In a message sent via email on Wednesday, the Taliban said their resolve will be strengthened by the increase in foreign troops.
"This strategy by the enemy will not benefit them. However many more troops the enemy sends against our Afghan mujahedeen, they are committed to increasing the number of mujahedeen and strengthen their resistance," the Taliban said.
On Tuesday evening, Obama laid out his strategy to not only increase troop strength, but also to begin withdrawing American forces in about 18 months, beginning in July 2011, if conditions are right.
"We must deny al-Qaeda a safe haven," Obama said during a speech at the U.S. Military Academy at West Point, N.Y. "We must reverse the Taliban's momentum.… And we must strengthen the capacity of Afghanistan's security forces and government."

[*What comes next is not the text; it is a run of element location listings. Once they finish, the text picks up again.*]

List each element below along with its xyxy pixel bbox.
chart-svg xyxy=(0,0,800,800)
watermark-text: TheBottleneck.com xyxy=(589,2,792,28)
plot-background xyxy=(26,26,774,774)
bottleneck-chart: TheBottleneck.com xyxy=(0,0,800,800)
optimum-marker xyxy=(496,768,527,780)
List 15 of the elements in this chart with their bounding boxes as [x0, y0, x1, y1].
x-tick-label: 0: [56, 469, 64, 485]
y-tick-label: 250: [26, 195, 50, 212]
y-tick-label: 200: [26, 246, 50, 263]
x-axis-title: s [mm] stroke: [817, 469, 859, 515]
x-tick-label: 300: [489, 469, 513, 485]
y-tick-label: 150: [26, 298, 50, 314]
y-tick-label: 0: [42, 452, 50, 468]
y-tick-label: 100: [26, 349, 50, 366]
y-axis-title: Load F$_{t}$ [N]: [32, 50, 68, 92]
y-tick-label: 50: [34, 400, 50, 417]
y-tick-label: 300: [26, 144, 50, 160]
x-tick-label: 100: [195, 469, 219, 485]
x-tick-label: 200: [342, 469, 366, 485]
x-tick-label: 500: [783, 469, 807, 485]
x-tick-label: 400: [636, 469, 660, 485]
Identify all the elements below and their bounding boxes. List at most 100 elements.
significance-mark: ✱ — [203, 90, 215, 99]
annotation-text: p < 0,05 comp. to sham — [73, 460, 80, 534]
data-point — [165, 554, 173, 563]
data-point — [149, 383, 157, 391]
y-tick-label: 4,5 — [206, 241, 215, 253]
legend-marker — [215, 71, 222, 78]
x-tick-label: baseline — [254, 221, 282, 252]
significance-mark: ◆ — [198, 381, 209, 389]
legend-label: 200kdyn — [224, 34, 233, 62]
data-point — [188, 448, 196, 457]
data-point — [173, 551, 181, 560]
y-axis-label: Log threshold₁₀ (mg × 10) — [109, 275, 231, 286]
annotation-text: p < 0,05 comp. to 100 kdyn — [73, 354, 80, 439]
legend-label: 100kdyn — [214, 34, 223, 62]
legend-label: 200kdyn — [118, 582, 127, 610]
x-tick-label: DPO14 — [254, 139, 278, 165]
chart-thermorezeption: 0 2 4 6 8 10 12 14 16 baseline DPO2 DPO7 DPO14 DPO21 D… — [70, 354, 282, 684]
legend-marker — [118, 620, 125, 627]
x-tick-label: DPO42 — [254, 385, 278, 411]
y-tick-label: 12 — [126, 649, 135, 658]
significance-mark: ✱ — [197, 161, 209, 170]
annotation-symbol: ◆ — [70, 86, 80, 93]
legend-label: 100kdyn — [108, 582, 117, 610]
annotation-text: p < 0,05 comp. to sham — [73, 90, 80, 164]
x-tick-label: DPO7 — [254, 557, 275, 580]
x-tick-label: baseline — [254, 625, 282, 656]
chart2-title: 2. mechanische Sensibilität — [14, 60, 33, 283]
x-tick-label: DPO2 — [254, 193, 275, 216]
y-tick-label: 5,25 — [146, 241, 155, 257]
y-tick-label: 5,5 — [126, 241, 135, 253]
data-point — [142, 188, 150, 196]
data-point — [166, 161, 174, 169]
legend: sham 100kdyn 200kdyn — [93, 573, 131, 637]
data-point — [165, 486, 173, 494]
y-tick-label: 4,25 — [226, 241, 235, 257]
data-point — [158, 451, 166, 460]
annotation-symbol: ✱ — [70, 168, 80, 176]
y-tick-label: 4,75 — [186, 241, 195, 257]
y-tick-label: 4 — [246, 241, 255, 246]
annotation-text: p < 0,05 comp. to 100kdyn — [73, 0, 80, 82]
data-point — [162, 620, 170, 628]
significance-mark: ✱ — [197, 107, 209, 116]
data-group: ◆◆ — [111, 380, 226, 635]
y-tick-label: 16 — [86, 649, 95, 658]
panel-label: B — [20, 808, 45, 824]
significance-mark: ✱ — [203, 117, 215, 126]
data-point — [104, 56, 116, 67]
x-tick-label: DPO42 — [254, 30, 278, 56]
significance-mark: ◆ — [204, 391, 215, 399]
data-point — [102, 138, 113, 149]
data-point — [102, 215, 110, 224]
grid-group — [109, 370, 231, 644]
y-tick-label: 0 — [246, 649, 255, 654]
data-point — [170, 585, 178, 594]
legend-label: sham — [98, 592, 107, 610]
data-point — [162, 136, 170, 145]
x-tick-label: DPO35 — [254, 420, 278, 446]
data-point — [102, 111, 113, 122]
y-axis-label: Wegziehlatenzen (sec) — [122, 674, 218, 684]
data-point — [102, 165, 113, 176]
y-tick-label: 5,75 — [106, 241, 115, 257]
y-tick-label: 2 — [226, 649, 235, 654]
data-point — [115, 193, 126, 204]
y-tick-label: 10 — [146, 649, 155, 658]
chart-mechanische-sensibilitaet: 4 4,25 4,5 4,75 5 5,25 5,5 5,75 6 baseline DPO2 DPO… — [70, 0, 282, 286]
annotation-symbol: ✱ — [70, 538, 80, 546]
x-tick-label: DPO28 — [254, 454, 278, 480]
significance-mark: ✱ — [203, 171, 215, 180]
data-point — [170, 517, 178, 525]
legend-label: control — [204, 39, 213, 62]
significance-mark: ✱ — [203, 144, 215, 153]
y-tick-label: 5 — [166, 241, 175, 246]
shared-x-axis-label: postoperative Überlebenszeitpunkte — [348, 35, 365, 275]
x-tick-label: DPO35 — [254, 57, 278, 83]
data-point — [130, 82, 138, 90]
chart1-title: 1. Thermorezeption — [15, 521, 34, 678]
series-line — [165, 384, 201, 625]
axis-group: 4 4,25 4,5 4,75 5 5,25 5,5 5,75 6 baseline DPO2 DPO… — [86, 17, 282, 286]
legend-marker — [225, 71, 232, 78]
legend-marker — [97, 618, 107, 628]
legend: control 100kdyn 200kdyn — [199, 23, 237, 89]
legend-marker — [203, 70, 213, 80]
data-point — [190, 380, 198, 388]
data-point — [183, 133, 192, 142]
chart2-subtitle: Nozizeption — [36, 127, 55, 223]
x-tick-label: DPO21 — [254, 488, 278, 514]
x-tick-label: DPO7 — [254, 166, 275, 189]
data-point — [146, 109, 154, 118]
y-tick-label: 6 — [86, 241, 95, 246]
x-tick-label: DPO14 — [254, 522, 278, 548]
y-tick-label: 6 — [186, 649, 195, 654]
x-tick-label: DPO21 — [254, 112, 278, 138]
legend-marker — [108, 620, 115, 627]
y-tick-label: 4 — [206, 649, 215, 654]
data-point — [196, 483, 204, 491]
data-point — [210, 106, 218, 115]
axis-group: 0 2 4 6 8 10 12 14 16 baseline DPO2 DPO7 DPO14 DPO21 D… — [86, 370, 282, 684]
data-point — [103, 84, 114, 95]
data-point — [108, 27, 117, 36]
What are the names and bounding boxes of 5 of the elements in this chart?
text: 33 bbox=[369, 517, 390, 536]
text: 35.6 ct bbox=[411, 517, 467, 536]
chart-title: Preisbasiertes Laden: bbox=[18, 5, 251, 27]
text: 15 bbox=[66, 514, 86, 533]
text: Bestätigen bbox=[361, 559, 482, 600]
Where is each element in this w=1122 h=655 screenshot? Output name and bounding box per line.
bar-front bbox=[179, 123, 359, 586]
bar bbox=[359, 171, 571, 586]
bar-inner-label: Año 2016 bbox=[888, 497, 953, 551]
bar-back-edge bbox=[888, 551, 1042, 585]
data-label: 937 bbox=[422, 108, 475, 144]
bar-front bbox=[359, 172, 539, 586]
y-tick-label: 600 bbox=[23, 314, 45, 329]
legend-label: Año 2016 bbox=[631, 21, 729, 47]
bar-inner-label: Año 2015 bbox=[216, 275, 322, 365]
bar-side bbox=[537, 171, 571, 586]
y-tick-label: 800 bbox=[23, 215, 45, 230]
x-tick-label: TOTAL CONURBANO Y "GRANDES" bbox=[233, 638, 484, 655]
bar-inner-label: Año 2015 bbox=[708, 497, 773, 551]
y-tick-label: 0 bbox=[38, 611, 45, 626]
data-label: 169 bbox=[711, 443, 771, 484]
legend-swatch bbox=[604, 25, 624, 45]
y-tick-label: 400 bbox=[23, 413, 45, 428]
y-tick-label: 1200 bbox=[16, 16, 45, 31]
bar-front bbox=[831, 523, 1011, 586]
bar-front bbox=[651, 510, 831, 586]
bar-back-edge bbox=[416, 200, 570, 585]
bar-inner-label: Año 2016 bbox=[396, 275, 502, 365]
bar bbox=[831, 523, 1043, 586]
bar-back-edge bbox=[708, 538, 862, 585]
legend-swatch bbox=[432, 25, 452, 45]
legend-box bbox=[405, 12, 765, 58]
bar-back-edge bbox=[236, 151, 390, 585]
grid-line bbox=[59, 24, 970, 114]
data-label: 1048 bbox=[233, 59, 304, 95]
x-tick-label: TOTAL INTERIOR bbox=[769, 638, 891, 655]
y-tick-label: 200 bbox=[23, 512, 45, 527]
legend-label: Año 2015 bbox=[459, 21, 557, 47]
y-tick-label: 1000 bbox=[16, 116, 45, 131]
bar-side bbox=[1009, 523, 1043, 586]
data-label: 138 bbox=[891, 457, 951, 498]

Just hours after Obama's speech, NATO Secretary General Anders Fogh Rasmussen said Europe and other allies of the United States will send another 5,000 soldiers to Afghanistan in 2010.
"This is our fight together," said Rasmussen. "We must finish it together."
"What is happening in Afghanistan poses a clear and present danger to the citizens of all our countries," he said.
Poland said Wednesday it will send an extra 600 soldiers to Afghanistan next year, boosting its troop strength from the current force of 2,000.
Canada currently has about 2,800 soldiers in Afghanistan. Canada's military mission there is due to conclude by the end of 2011.